Sorry, but that's akin to saying the Italians deserve credit for winning WWII because they switched sided right before it ended.
Why precisely are we singing praises for Holder? He issued a non-binding memorandum to his prosecutors years after his appointment asking not that they discontinue an egregiously unjust policy but rather that they only charge mandatory minimum offenses when they really want to.
I'd give him the benefit of the doubt and suggest that he couldn't have done this during the president's first term, but to be honest I think this is purely a face-saving sop to civil libertarians at a time when the administration's approval was sliding. Above all, it's an ignorable bit of advice that gives prosecutors more, not less, discretion in hassling drug law offenders.
Translating the NYT =
"Black Americans have disproportionately received lengthy prison terms and are extremely overrepresented in the inmate population.
Libertarian-minded Republicans see long prison sentences as an ineffective and expensive way to address crime are racists."
And not to niggle (OH SHIT!! RACIST!), but that first sentence seems to be written both backwards and stood on its head in desperation to avoid uncomfortable realities.
"Over-represented" relative to what?

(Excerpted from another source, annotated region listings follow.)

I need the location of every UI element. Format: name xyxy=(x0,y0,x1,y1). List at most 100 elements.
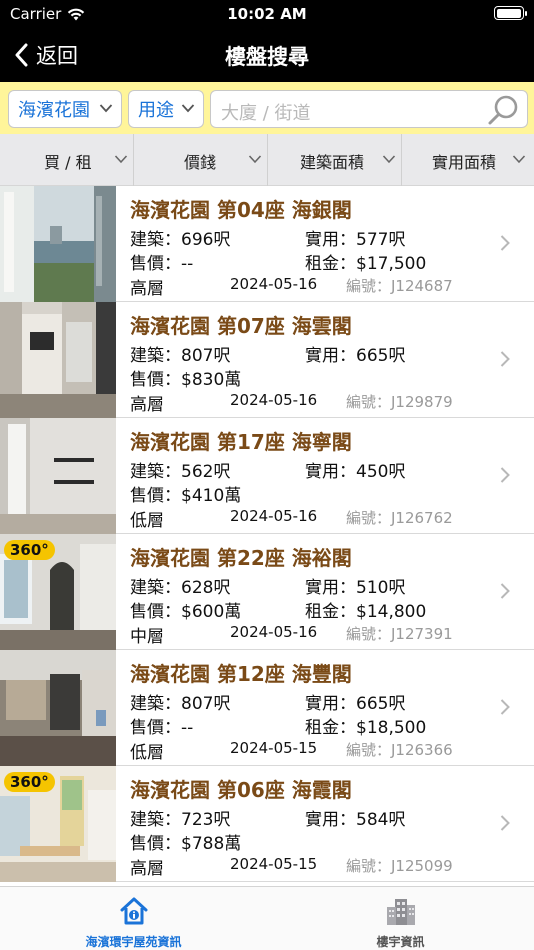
listing-date: 2024-05-16 xyxy=(230,623,318,641)
sale-price: 售價：$830萬 xyxy=(130,370,242,390)
rent-price: 租金：$14,800 xyxy=(305,602,427,622)
listing-code: 編號：J129879 xyxy=(346,393,453,411)
listing-list: 海濱花園 第04座 海銀閣 建築：696呎 實用：577呎 售價：-- 租金：$… xyxy=(0,186,534,886)
sale-price: 售價：$410萬 xyxy=(130,486,242,506)
listing-title: 海濱花園 第22座 海裕閣 xyxy=(130,546,352,570)
listing-row[interactable]: 海濱花園 第07座 海雲閣 建築：807呎 實用：665呎 售價：$830萬 高… xyxy=(0,302,534,418)
listing-title: 海濱花園 第12座 海豐閣 xyxy=(130,662,352,686)
floor-level: 低層 xyxy=(130,743,164,763)
page-title: 樓盤搜尋 xyxy=(225,45,309,69)
sale-price: 售價：-- xyxy=(130,718,194,738)
listing-title: 海濱花園 第04座 海銀閣 xyxy=(130,198,352,222)
chevron-down-icon xyxy=(248,155,262,164)
house-info-icon xyxy=(120,897,147,925)
chevron-down-icon xyxy=(512,155,526,164)
sort-label: 實用面積 xyxy=(432,153,497,172)
listing-row[interactable]: 海濱花園 第04座 海銀閣 建築：696呎 實用：577呎 售價：-- 租金：$… xyxy=(0,186,534,302)
usage-select-value: 用途 xyxy=(138,100,174,121)
status-time: 10:02 AM xyxy=(227,5,307,23)
search-icon[interactable] xyxy=(487,93,521,127)
listing-code: 編號：J126762 xyxy=(346,509,453,527)
chevron-right-icon xyxy=(500,351,510,367)
sort-gross-area[interactable]: 建築面積 xyxy=(268,134,402,186)
usage-select[interactable]: 用途 xyxy=(128,90,204,128)
listing-photo xyxy=(0,186,116,302)
sort-price[interactable]: 價錢 xyxy=(134,134,268,186)
gross-area: 建築：723呎 xyxy=(130,810,231,830)
buildings-icon xyxy=(386,899,415,925)
saleable-area: 實用：665呎 xyxy=(305,346,406,366)
gross-area: 建築：807呎 xyxy=(130,346,231,366)
saleable-area: 實用：577呎 xyxy=(305,230,406,250)
chevron-down-icon xyxy=(181,104,195,113)
estate-select[interactable]: 海濱花園 xyxy=(8,90,122,128)
sort-buy-rent[interactable]: 買 / 租 xyxy=(0,134,134,186)
gross-area: 建築：807呎 xyxy=(130,694,231,714)
listing-code: 編號：J127391 xyxy=(346,625,453,643)
listing-date: 2024-05-16 xyxy=(230,507,318,525)
battery-icon xyxy=(494,6,527,20)
listing-date: 2024-05-15 xyxy=(230,739,318,757)
listing-photo xyxy=(0,650,116,766)
gross-area: 建築：628呎 xyxy=(130,578,231,598)
sort-saleable-area[interactable]: 實用面積 xyxy=(402,134,534,186)
listing-row[interactable]: 360° 海濱花園 第22座 海裕閣 建築：628呎 實用：510呎 售價：$6… xyxy=(0,534,534,650)
listing-code: 編號：J124687 xyxy=(346,277,453,295)
tab-bar: 海濱環宇屋苑資訊 樓宇資訊 xyxy=(0,886,534,950)
sale-price: 售價：-- xyxy=(130,254,194,274)
saleable-area: 實用：510呎 xyxy=(305,578,406,598)
saleable-area: 實用：450呎 xyxy=(305,462,406,482)
chevron-down-icon xyxy=(99,104,113,113)
vr-360-badge: 360° xyxy=(4,540,55,560)
floor-level: 高層 xyxy=(130,859,164,879)
listing-photo xyxy=(0,418,116,534)
chevron-right-icon xyxy=(500,699,510,715)
floor-level: 高層 xyxy=(130,279,164,299)
chevron-right-icon xyxy=(500,583,510,599)
saleable-area: 實用：584呎 xyxy=(305,810,406,830)
floor-level: 中層 xyxy=(130,627,164,647)
listing-code: 編號：J125099 xyxy=(346,857,453,875)
listing-photo xyxy=(0,302,116,418)
listing-row[interactable]: 海濱花園 第12座 海豐閣 建築：807呎 實用：665呎 售價：-- 租金：$… xyxy=(0,650,534,766)
saleable-area: 實用：665呎 xyxy=(305,694,406,714)
sort-label: 買 / 租 xyxy=(44,153,92,172)
estate-select-value: 海濱花園 xyxy=(18,100,90,121)
nav-bar: 返回 樓盤搜尋 xyxy=(0,30,534,80)
sort-bar: 買 / 租 價錢 建築面積 實用面積 xyxy=(0,134,534,186)
sort-label: 建築面積 xyxy=(300,153,365,172)
listing-photo: 360° xyxy=(0,766,116,882)
listing-code: 編號：J126366 xyxy=(346,741,453,759)
floor-level: 低層 xyxy=(130,511,164,531)
floor-level: 高層 xyxy=(130,395,164,415)
chevron-right-icon xyxy=(500,235,510,251)
listing-title: 海濱花園 第07座 海雲閣 xyxy=(130,314,352,338)
listing-date: 2024-05-15 xyxy=(230,855,318,873)
tab-estate-info[interactable]: 海濱環宇屋苑資訊 xyxy=(0,893,267,949)
rent-price: 租金：$18,500 xyxy=(305,718,427,738)
sale-price: 售價：$788萬 xyxy=(130,834,242,854)
sale-price: 售價：$600萬 xyxy=(130,602,242,622)
vr-360-badge: 360° xyxy=(4,772,55,792)
listing-title: 海濱花園 第17座 海寧閣 xyxy=(130,430,352,454)
chevron-right-icon xyxy=(500,467,510,483)
listing-row[interactable]: 海濱花園 第17座 海寧閣 建築：562呎 實用：450呎 售價：$410萬 低… xyxy=(0,418,534,534)
app-header: Carrier 10:02 AM 返回 樓盤搜尋 xyxy=(0,0,534,82)
listing-photo: 360° xyxy=(0,534,116,650)
chevron-down-icon xyxy=(382,155,396,164)
gross-area: 建築：696呎 xyxy=(130,230,231,250)
rent-price: 租金：$17,500 xyxy=(305,254,427,274)
status-bar: Carrier 10:02 AM xyxy=(0,0,534,28)
tab-label: 海濱環宇屋苑資訊 xyxy=(85,935,182,949)
chevron-right-icon xyxy=(500,815,510,831)
listing-date: 2024-05-16 xyxy=(230,391,318,409)
search-placeholder: 大廈 / 街道 xyxy=(221,103,311,124)
listing-row[interactable]: 360° 海濱花園 第06座 海霞閣 建築：723呎 實用：584呎 售價：$7… xyxy=(0,766,534,882)
gross-area: 建築：562呎 xyxy=(130,462,231,482)
search-input[interactable]: 大廈 / 街道 xyxy=(210,90,528,128)
sort-label: 價錢 xyxy=(184,153,217,172)
search-bar: 海濱花園 用途 大廈 / 街道 xyxy=(0,82,534,134)
listing-title: 海濱花園 第06座 海霞閣 xyxy=(130,778,352,802)
tab-building-info[interactable]: 樓宇資訊 xyxy=(267,893,534,949)
chevron-down-icon xyxy=(114,155,128,164)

Their share of the *general* population? Or their share of *total crimes committed*?
"Disproportionately" lengthy terms?.... relative to the same crimes committed?
- or they receive longer terms overall on average... ignoring the fact that the underlying crimes committed are "disproportionately more severe?"
I'm just saying. That sentence is worded horribly because *it wants to be*. And from my point of view, I find the willingness of people to actually address social problems to be fairly suspect if they can't even bring themselves to *articulate what they are*
Yet today a third of African-American males are still prevented from voting because of the war on drugs.
LOL
What's funny about that?
It's very obviously made-up.
This article is the equivalent of "women earn 77 cents to every dollar a man earns."
Just as men actually *earn* more money by working longer hours, having more experience and qualifications, "black males" really do commit a lot more crime than anyone else.
http://www.unz.com/article/rac.....n-america/
"These charts demonstrate that over the last twenty-five years the weighted correlations for each of the crime categories against the percentages of whites, Hispanics, and "immigrants" (i.e. Hispanics-plus-Asians) have fluctuated in the general range of -0.20 to -0.60. Interestingly enough, for most of the last decade the presence of Hispanics and immigrants has become noticeably less associated with crime than the presence of whites, although that latter category obviously exhibits large regional heterogeneity. Meanwhile, in the case of blacks, the weighted crime correlations have steadily risen from 0.60 to around 0.80 or above, almost always now falling within between 0.75 and 0.85."